Os moradores da região pagaram, no ano passado, mais de R$ 200 milhões em impostos. Em média, foram pagos R$ 548,1 mil por dia nos 26 municípios do Vale do Ivaí mais Arapongas. Neste começo de ano, a média já é 23% mais alta, com o pagamento diário de R$ 674,1 mil em tributos. Apesar do grande volume pago, economista critica falta de eficiência na aplicação do dinheiro.
Ao longo de 2017, os brasileiros pagaram R$ 2,170 trilhões, crescimento de 8,4% em relação ao ano anterior, sem considerar a inflação. Na região, o valor ficou em pouco mais de R$ 200 milhões. Arapongas foi o município onde mais se pagou impostos: R$ 81,6 milhões, ou 40,8% do total da região. Apucarana ficou em segundo lugar, com R$ 56 milhões, ou 28%. Em Ivaiporã, o valor ficou em mais de R$ 15,7 milhões (7,85% da região).
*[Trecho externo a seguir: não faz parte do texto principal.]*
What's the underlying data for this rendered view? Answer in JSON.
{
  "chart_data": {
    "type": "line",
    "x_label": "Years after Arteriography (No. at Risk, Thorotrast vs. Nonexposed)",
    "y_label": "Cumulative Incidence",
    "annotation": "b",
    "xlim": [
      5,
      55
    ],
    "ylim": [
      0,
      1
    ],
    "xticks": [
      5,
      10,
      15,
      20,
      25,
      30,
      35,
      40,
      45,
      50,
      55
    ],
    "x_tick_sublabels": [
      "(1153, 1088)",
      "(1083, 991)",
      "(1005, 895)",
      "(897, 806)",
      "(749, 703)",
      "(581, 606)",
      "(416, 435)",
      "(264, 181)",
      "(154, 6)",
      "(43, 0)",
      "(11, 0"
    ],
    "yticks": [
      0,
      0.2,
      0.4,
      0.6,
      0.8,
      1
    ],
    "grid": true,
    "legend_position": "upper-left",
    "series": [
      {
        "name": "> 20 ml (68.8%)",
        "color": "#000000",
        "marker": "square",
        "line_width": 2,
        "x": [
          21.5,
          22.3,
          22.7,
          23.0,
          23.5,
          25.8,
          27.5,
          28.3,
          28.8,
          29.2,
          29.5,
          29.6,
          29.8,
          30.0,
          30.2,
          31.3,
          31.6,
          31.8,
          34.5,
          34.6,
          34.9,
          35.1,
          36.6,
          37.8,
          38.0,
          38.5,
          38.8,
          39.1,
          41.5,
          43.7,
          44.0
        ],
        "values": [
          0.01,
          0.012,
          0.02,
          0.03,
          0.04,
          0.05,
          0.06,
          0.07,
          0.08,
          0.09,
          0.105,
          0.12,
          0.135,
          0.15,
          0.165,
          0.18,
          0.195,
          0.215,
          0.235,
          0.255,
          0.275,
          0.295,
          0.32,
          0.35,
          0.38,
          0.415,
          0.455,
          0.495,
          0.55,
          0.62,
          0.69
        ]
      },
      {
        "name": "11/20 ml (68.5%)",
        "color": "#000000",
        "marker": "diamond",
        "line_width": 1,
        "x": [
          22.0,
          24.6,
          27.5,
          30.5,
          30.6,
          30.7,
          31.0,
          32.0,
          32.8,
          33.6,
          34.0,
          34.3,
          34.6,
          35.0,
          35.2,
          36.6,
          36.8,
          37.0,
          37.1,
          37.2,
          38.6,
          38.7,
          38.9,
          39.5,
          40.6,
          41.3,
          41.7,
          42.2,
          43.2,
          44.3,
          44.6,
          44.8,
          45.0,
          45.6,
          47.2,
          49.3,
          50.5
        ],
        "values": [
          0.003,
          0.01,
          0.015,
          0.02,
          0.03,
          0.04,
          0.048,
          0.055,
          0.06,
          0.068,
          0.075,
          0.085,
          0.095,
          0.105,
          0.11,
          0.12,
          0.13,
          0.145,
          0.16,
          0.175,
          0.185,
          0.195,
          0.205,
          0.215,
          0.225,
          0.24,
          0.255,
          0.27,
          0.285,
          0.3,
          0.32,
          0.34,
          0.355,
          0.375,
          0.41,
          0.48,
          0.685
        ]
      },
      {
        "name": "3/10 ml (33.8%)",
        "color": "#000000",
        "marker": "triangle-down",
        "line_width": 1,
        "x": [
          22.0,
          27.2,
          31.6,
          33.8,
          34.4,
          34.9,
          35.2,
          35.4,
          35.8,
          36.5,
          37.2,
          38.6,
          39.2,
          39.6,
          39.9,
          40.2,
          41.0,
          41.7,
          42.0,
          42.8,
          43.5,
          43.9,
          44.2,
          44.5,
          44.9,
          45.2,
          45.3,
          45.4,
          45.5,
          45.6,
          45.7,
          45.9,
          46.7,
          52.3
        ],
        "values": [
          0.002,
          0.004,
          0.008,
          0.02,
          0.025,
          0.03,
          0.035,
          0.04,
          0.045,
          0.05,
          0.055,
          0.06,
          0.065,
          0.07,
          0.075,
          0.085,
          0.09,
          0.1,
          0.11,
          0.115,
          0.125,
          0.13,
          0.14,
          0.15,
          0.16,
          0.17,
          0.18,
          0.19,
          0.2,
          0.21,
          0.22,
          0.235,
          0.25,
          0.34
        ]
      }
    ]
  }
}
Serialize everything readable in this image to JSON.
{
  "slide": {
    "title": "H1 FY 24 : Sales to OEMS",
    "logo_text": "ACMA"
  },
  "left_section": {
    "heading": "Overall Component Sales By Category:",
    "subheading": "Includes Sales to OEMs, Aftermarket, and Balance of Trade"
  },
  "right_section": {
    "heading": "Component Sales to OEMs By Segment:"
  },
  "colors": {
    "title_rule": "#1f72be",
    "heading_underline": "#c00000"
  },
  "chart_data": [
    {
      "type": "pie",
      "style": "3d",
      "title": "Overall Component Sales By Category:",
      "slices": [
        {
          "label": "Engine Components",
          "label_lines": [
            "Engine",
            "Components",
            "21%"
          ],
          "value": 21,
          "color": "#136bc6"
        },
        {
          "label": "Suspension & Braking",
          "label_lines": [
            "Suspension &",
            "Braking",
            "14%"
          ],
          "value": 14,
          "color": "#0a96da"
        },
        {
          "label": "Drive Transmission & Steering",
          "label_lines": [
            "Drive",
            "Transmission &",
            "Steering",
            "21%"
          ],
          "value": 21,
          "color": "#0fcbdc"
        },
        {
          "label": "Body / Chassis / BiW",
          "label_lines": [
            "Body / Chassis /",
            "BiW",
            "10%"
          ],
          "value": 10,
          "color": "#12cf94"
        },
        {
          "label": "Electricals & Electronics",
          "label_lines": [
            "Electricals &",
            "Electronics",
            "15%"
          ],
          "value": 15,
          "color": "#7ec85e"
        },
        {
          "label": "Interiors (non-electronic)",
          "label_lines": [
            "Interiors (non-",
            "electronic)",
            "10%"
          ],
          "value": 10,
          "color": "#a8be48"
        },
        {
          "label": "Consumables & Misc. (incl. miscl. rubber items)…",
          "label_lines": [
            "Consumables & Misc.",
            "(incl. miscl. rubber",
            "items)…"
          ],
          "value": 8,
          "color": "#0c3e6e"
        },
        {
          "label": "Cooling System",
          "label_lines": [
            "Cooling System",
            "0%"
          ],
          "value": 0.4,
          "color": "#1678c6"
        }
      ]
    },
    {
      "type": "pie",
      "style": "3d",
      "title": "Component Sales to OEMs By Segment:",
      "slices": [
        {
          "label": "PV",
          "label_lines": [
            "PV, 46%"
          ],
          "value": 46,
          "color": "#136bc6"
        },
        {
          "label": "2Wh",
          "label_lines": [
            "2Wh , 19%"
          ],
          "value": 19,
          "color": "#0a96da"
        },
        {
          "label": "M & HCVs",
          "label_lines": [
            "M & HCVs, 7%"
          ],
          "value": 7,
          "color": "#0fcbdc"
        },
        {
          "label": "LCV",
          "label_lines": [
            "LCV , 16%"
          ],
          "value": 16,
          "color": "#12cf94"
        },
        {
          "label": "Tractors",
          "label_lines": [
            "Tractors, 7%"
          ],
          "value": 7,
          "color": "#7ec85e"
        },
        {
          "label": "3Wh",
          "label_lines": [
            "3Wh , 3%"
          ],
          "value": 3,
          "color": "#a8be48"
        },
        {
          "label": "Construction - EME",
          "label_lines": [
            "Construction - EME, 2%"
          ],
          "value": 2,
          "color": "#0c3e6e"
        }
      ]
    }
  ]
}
Os dados são do Impostômetro, sistema desenvolvido pela Associação Comercial de São Paulo (ACSP) que calcula a quantidade de tributos pagos pelos contribuintes em todo o país. A ferramenta é uma projeção criada há sete anos com o objetivo de conscientizar o cidadão sobre a alta carga tributária do país e incentivar a cobrança para que os governos ofereçam serviços públicos de qualidade.
Nos dois primeiros meses de 2018, o pagamento dos impostos já resulta em um montante considerável na região: quase R$ 39,8 milhões. Em média, significa que os contribuintes do Vale do Ivaí mais Arapongas pagaram R$ 674,1 mil em cada um dos 59 dias de janeiro e fevereiro deste ano, valor 23% acima do que no ano passado. Vale ressaltar que muitos tributos, como IPTU e IPVA, são cobrados neste início de ano, o que eleva a arrecadação no período.
O economista Marcelo Vargas, do campus de Apucarana da Universidade Estadual do Paraná (Unespar), critica a eficiência com que o dinheiro dos impostos é aplicado. “A chamada ‘máquina pública’, no Brasil, é muito inchada. Boa parte do dinheiro serve para pagar funcionários públicos, tanto da ativa quando aposentados, e manter os serviços já existentes, que não são realizados no nível esperado. Já o dinheiro que vai para a melhoria dos serviços e para novos investimentos, como por exemplo a construção de escolas e hospitais, é muito mal aplicado. Não são poucas as obras que recebem constantes aditivos em seus valores finais, fora os desvios de verba, como vemos através da Operação Lava-Jato e muitas outras”.
Ele lembra que a própria arrecadação de tributos é feita de maneira equivocada, aumentando a desigualdade social. “Em países mais desenvolvidos, a maior parte da tributação acontece sob o patrimônio. Já no Brasil, a maior fatia sai das relações de consumo. Isto cria um problema, porque iguala a tributação de ricos e pobres, obviamente pesando mais no orçamento de quem ganha menos. Mudar esta lógica é um caminho importante para tornarmos o Brasil um país mais justo”, destacou.